Today, the omnipresence of photographers and smartphones means that every unwieldy kiss, every hastily withdrawn hand, every missed gesture becomes fodder for tabloids and scrutinizing analysts.

Other Republican candidates this cycle have had their own awkward romantic moments. At the end of the primary debate in November, Sen. Tim Scott of South Carolina took the stage with his girlfriend, Mindy Noce, a forced public debut after months of speculation about his romantic life. Days later he abandoned the race.

Donald Trump’s wife, Melania, is largely absent from this year’s election campaign. (During her first term, Mrs. Trump was photographed on several occasions apparently refusing to hold her outstretched hand.) Nikki Haley’s husband, a commissioned officer in the U.S. National Guard, is deployed to Africa.

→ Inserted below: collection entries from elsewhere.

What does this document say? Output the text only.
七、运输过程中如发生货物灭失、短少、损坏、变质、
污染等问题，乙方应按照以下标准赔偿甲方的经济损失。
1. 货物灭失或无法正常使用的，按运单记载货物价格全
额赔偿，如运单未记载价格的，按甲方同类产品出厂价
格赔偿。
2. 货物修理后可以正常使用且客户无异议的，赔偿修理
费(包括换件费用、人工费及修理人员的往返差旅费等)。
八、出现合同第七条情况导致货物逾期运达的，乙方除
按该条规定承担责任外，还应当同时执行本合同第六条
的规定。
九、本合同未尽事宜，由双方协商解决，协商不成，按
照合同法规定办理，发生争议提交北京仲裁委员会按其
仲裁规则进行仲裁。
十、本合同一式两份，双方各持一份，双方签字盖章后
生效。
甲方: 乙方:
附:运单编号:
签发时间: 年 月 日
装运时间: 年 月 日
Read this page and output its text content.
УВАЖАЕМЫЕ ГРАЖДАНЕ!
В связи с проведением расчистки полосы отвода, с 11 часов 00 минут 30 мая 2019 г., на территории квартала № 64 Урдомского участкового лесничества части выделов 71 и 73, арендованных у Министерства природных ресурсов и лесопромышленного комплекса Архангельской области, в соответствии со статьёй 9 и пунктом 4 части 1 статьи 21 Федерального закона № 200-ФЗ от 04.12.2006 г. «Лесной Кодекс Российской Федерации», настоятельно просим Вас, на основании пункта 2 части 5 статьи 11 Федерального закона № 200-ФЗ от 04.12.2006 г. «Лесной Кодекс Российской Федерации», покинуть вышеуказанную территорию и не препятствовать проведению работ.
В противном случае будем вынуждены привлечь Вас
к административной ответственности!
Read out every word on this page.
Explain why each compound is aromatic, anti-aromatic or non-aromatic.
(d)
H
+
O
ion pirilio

Even the way politicians talk about their spouses can raise eyebrows. Mitt Romney once described the situation of his wife “pair of cadillacs.” There has been much speculation about whether Mike Pence He refers to his wife as “Mother.”

Along the way, interactions between DeSantis and his wife have added a degree of warmth to campaign events that focus on politics. When she addresses the crowd on stage, he often waits patiently to one side of her, looking at her with a loving expression.

Nicolas Nehamas contributed with reports.